Iran Affairs: The Twenty-Percent Solution with Iran that won’t work
The Twenty-Percent Solution with Iran that won’t work
Ivanka Barzashka and Ivan Oelrich have an article at the Federation of American Scientists’ blog entitled “The Twenty-Percent Solution” which recommends that the US accept Iran’s offer of a uranium-swap, if only as a test of Iranian intentions, since the terms required by Iran for the swap would still have the same benefits:
The Islamic Republic has agreed in principle to the IAEA-brokered deal of swapping domestic LEU for foreign-made TRR fuel rods and is still looking to purchase fuel. Moreover, Tehran has said that it will stop enrichment to high concentrations once a deal is struck and the suppliers deliver on it….
We propose the perfect litmus test for Iranian nuclear intensions. The international community should simply say “yes” and accept the terms of Tehran’s exchange proposal. The big achievement has already been made: getting Iran to agree to the fuel swap. This was a decision that met considerable domestic opposition within Iran. Leaving the LEU in Iran is not a dangerous concession and would not be a change from the current state of affairs since all of the nuclear material would remain under IAEA safeguards.
I am sure that the authors are excellent nuclear scientists but there’s a problem when scientists don’t understand politics. They don’t understand that the uranium swap offer made by the US was never intended to be accepted by Iran. Similarly, the offer made by Rice to Iran in the Bush administration — which required Iran to first suspend enrichment before the US would see fit to negotiate with Iran — was not intended to be accepted. These “offers” are pretextual, and are deliberately designed to be rejected by Iran so that the US can paint Iran as being “intrasigent” and having “spurned” Obama’s supposed attempt at engagement.
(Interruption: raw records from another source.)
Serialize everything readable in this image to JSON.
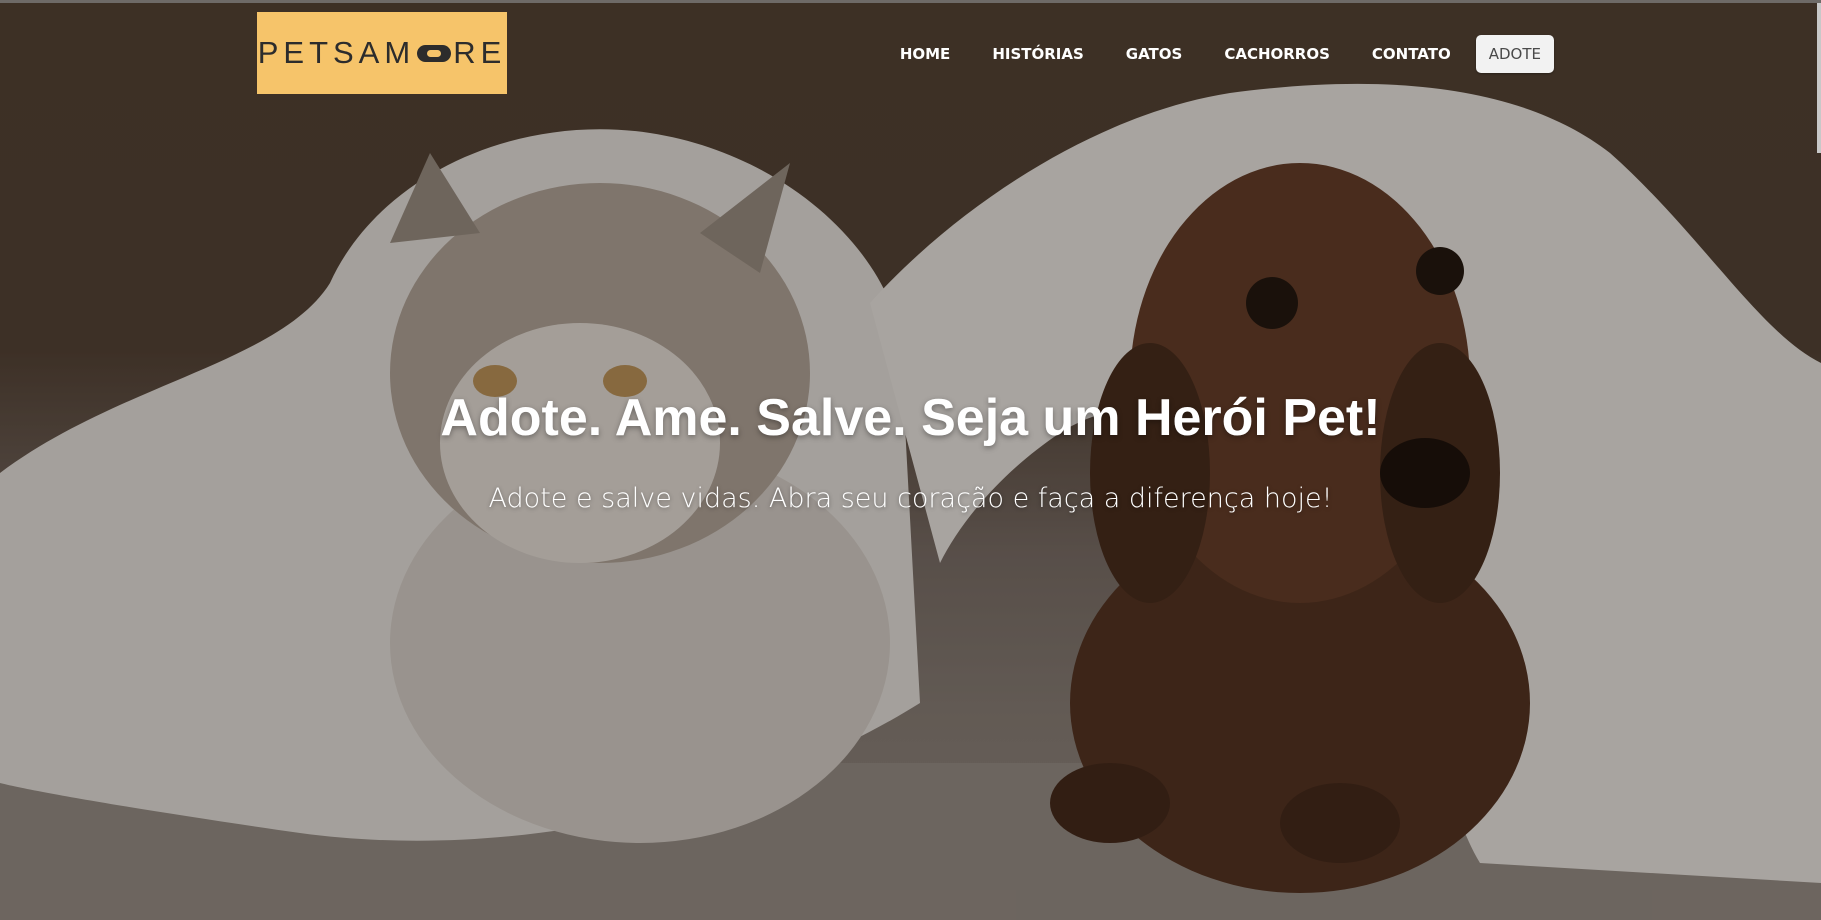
{
  "brand": {
    "logo_text_left": "PETSAM",
    "logo_text_right": "RE",
    "logo_bg_color": "#f6c46a"
  },
  "nav": {
    "items": [
      {
        "label": "HOME"
      },
      {
        "label": "HISTÓRIAS"
      },
      {
        "label": "GATOS"
      },
      {
        "label": "CACHORROS"
      },
      {
        "label": "CONTATO"
      }
    ],
    "cta_label": "ADOTE"
  },
  "hero": {
    "title": "Adote. Ame. Salve. Seja um Herói Pet!",
    "subtitle": "Adote e salve vidas. Abra seu coração e faça a diferença hoje!",
    "image_subject": "cat-and-dachshund-under-blanket"
  }
}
This is simply political theater, to justify a further escalation. Iran has already made far more significant compromise offers that would have addressed any real concern about nuclear weapons proliferation, and these offers have simply been ignored. So, no matter how many technical solutions to the standoff people like Barzashka and Oelrich, or Luers and Pickering, can come up with, they won’t work because one side to this standoff does not want to see it resolved and instead wants to deliberately and artificially create a crisis out of it.